Which of the 3 standard compression algorithms on Unix (gz, xz, or bz2) is best for long term data archival at their highest compression?

HiddenLayer555@lemmy.ml · 2 months ago

Which of the 3 standard compression algorithms on Unix (gz, xz, or bz2) is best for long term data archival at their highest compression?

DasFaultier@sh.itjust.works · 2 months ago

und denke mal, bei dem Username, dass du deutsch sprechen kannst haha Jup, stimmt. :D

Ich bleib’ trotzdem mal bei Englisch, damit’s im englischen Thread verstanden wird.

ENGLISH: Yeah, you’re right, I wasn’t particularly on-topic there. :D I tried to address your underlying assumptions as well as the actual file format question, and it kinda derailed from there.

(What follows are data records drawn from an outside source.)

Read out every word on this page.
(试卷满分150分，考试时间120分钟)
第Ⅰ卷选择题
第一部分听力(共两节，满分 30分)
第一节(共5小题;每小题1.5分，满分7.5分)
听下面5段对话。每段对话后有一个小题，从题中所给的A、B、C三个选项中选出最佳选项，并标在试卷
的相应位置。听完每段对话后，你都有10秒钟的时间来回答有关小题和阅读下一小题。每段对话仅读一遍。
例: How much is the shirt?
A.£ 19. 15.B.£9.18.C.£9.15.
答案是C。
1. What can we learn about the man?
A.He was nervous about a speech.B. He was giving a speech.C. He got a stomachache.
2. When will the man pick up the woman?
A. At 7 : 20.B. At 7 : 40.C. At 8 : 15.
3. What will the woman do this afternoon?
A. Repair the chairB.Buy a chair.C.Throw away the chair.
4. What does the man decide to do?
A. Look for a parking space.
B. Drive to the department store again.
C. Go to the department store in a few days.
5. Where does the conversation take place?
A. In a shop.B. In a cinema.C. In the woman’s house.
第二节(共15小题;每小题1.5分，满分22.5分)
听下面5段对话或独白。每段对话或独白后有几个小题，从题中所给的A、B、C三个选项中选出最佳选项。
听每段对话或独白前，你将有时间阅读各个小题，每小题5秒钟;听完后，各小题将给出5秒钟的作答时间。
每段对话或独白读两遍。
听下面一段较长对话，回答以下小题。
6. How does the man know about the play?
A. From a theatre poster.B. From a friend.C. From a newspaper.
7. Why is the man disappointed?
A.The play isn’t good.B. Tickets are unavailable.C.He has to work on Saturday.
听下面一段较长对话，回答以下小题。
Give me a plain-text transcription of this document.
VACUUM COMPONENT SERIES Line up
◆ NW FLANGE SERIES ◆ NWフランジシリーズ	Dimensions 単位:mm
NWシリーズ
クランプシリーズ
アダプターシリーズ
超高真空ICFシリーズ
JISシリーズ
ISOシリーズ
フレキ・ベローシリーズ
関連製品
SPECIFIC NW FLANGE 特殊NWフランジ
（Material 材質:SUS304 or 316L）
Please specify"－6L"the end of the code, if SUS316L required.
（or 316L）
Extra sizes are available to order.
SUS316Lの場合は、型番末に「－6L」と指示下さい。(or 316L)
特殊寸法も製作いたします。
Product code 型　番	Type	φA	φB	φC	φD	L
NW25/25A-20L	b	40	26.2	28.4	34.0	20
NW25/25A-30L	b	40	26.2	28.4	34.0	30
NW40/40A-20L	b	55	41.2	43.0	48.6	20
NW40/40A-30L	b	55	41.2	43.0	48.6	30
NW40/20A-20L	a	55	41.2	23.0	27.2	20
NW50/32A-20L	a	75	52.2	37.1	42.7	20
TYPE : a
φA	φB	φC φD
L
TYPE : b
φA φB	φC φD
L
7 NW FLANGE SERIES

Sooo, file format… I think you’re restricting yourself too much if you just use the formats that are included in binutils. Also, you have conflicting goals there: it’s compression (make the most of your storage) vs. resilience (have a format that is stable in the long term). Someone here recommended lzip, which is definitely a right answer for good compression ratio. The Wikipedia article I linked features a table that compares compressed archive formats, so that might be a good starting point to find resilient formats. Look out for formats with at least Integrity Check and possibly Recovery Record, as these seem to be more important than compression ratio. When you have settled on a format, run some tests to find the best compression algorithm for your material. You might also want to measure throughput/time while you’re at it to find variants that offer a reasonable compromise between compression and performance. If you’re so inclined, try to read a few format specs to find suitable candidates.

You’re generally looking for formats that:

are in widespread use
are specified/standardized publicly
are of a low complexity
don’t have features like DRM/Encryption/anti-copy
are self-documenting
are robust
don’t have external dependencies (e.g. for other file formats)
are free of any restrictive licensing/patents
can be validated.

You might want to read up on more technical infos on how an actual archive handles these challenges at https://slubarchiv.slub-dresden.de/technische-standards-fuer-die-ablieferung-von-digitalen-dokumenten and the PDF files with specifications linked there (all in German).

Ferk@lemmy.ml · 2 months ago

Just note that @RiverRabbits@lemmy.blahaj.zone wasn’t the one who opened the Thread, that’s why they said they didn’t ask the question (I get the feeling there might have been some confusion here :P ).

Still, very informative comment.

RiverRabbits@lemmy.blahaj.zone · 2 months ago

Haha, yeah I’m not the OP! But the way my german is phrased here and how the replier interpreted it would read as super passive aggressive (think “I didn’t ask that question but thanks”), and for that I apologize 😭 I just meant I’m not the OP😌

DasFaultier@sh.itjust.works · 2 months ago

Of yeah, there really was, thank you. :)